The fall into sin is certainly the cause of injustice and oppression, and the entire range of retributive responsibilities that government bears exist only because of sin. Moreover, political societies and governments are themselves infected by sin and can be oppressive and unjust. Thus, we should not underestimate the difficulty of pursuing the art of statecraft in a world where every conceivable misuse of power can be witnessed. The cry for justice all too typically springs from the experience of injustice. But retribution is not the original or sole purpose of government, and governments ought not to be oppressive and unjust. The very possibility of living in a complex, differentiated society such as ours depends on the public-legal integration of that complexity so that everything and everyone can receive its just due. Even if there had been no fall into sin, complex, differentiated societies could not exist without traffic lights, transportation systems, sewage systems, rules for protecting the commons (air, water, natural resources), and laws to coordinate multiple simultaneous activities in the same territory. Even without offices of retributive justice, there would need to be public offices to administer distributive justice.

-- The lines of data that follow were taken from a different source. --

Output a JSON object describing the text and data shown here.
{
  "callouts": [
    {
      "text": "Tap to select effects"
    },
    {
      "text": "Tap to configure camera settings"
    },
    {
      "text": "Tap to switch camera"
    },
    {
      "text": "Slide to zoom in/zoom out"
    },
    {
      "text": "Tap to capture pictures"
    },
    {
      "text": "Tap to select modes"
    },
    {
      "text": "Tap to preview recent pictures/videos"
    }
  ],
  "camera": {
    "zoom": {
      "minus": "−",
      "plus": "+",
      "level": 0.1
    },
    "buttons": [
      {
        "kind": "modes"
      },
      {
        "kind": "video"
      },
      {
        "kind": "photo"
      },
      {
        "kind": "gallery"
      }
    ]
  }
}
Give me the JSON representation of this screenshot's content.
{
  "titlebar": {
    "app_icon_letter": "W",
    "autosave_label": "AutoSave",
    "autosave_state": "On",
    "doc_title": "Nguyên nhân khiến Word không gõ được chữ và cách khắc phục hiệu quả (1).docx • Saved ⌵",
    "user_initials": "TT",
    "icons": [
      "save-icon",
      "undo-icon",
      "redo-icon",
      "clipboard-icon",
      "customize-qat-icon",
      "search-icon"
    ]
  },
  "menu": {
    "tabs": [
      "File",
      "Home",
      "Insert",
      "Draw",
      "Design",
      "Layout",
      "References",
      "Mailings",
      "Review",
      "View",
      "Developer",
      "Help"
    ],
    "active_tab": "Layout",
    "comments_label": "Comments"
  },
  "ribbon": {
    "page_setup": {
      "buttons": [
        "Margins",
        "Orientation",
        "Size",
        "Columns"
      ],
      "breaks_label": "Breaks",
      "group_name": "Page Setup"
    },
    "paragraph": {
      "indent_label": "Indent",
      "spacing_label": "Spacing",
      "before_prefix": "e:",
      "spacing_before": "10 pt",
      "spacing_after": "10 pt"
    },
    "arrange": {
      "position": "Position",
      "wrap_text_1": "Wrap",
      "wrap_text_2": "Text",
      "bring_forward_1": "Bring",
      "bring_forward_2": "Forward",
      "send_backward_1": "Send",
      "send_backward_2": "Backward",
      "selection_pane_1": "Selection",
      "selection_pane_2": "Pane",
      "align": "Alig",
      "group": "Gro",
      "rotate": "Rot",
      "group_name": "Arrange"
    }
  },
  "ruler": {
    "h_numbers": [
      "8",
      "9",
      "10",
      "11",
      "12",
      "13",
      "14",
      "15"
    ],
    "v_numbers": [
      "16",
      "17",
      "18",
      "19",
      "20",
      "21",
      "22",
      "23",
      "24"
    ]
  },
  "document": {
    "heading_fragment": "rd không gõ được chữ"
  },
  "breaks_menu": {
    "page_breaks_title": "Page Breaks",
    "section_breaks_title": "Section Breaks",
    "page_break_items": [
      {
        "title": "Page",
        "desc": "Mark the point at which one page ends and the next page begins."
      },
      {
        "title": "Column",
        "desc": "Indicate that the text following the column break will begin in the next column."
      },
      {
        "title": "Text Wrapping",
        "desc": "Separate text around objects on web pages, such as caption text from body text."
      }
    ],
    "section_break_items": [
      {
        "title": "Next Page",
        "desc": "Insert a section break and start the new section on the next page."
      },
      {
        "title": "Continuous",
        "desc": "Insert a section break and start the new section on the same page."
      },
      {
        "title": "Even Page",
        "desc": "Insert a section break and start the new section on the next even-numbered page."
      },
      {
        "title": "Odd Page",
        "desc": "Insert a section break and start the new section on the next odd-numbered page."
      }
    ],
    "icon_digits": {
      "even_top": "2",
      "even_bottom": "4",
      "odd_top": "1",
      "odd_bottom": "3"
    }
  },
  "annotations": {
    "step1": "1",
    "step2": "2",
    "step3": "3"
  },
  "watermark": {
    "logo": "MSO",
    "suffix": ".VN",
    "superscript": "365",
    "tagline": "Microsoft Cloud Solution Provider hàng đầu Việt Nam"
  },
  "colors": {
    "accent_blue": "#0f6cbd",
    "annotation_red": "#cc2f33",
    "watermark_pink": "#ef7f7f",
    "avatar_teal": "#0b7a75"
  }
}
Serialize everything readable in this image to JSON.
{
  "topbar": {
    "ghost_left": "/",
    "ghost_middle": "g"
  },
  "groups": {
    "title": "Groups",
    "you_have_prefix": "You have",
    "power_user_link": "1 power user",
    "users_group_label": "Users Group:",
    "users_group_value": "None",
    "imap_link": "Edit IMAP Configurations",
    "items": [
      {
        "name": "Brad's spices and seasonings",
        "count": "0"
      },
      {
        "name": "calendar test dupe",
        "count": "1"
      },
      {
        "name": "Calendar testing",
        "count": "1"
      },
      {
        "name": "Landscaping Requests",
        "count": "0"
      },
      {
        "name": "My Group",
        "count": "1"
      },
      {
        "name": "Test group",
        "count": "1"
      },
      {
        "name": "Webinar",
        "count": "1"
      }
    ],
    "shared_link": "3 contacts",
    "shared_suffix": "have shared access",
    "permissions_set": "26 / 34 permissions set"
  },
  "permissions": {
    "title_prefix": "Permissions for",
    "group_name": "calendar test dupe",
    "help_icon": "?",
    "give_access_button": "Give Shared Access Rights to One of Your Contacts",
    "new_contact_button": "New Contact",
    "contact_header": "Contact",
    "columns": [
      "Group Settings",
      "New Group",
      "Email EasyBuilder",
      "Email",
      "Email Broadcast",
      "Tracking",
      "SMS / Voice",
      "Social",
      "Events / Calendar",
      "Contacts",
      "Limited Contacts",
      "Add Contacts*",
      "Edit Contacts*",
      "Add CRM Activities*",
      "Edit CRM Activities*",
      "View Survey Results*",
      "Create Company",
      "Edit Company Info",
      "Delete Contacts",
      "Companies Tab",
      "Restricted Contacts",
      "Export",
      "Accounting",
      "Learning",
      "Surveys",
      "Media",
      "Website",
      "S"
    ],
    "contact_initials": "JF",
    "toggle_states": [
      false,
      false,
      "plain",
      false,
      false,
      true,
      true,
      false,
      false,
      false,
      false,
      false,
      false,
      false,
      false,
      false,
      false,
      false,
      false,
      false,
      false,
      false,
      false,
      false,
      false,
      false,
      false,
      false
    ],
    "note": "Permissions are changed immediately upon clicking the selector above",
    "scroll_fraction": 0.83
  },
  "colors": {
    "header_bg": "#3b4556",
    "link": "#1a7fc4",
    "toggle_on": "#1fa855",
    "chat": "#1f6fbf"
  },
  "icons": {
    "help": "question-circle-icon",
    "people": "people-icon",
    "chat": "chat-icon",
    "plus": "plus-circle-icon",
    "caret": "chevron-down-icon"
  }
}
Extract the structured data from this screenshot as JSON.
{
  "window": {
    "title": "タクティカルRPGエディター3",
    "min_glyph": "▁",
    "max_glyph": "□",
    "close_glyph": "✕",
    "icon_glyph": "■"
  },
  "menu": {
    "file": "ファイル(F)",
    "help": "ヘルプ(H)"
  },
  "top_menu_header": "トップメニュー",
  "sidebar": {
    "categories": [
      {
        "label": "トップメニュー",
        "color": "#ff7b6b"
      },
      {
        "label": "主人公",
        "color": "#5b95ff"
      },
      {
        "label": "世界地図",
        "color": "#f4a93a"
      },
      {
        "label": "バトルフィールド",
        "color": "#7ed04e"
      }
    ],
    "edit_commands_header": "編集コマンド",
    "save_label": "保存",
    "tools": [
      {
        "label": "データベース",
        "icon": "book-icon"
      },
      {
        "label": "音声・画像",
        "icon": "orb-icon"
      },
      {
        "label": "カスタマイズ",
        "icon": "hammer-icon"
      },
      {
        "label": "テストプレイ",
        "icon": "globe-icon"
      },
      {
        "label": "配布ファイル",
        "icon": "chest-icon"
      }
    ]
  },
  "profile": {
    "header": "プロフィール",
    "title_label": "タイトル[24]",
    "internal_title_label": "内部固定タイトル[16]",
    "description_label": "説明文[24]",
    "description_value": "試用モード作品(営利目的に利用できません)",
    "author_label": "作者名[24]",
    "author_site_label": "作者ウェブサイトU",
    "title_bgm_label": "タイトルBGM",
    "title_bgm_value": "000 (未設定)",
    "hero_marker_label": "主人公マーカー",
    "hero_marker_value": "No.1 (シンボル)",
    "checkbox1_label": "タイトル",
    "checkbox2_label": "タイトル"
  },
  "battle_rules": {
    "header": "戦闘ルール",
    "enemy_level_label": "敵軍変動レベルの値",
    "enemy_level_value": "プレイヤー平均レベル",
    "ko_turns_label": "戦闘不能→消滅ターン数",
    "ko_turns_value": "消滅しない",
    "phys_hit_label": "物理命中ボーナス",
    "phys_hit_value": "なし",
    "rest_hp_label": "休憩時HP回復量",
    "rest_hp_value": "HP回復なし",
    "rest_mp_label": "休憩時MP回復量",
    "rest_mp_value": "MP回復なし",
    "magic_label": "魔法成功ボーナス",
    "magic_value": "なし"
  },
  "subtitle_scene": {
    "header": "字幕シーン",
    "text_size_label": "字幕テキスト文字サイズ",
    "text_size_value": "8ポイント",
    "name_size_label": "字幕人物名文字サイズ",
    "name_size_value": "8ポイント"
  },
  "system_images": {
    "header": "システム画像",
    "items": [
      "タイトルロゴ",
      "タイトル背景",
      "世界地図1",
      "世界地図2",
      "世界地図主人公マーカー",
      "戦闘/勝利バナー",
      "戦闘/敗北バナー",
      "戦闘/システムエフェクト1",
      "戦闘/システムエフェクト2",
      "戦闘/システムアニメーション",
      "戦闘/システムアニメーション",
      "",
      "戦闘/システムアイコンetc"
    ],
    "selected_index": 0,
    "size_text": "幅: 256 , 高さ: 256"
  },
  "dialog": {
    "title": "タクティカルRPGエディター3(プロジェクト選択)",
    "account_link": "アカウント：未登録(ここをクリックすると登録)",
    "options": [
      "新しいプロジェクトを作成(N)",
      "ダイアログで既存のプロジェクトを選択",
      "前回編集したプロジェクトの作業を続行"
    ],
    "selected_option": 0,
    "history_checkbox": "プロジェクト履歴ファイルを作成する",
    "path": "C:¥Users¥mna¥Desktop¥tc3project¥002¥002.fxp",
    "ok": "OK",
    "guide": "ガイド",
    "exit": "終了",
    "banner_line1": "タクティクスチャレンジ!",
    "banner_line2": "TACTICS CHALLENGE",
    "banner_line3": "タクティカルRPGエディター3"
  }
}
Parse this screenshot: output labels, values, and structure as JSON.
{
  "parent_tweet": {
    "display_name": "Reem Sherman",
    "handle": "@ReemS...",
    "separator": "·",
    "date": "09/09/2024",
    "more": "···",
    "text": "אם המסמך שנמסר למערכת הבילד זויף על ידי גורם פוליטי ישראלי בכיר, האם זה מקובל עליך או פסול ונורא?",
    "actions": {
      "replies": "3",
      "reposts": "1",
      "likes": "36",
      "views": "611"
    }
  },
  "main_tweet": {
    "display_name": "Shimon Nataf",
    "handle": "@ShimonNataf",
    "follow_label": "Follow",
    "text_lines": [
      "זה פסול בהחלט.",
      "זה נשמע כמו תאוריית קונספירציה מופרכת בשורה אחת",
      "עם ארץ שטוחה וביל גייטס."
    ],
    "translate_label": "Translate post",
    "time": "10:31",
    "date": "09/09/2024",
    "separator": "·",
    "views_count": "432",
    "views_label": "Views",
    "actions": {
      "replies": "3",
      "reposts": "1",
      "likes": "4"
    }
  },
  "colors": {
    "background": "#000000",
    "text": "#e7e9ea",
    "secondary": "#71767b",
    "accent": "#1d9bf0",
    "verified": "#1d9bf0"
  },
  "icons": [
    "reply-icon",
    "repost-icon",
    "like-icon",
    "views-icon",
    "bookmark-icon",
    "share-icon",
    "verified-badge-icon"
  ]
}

Citizens in modern democratic states certainly have legitimate reasons to object to the political order of medieval Christendom and to states that give privilege to established churches, or to the Muslim faith, or to some other form of religious or ideological conformity. Yet the political truth of the gospel, in contrast to the Enlightenment's parochial, secular fundamentalism, contradicts all human imperialisms, for part of the good news is that statecraft ought to comport with Christ's gracious, patient rule, which requires equal treatment of everyone in the political field of this world. These are the terms of God's covenant with the world, the terms that make possible civil rights and the rule of law and limited government. The state is not a community of faith. America is not God's new Israel. Those who live by faith in Christ are spread throughout the world and hold citizenship in every state on earth. Practicing the art of statecraft, therefore, will mean working to overcome laws and patterns of government that compel conformity to a single faith or ideology, including the secularizing Enlightenment faith, which holds that individuals establish government out of their own contractual authority. It will mean recognizing that religiously deep commitments orient people politically as well as in private life.

The most urgent need of American politics and government today is to discover the true basis of, and genuine inspiration for, statecraft. For every political community and government on earth stands under the judgment as well as the promises of the One who at present upholds them all and who holds each one directly accountable.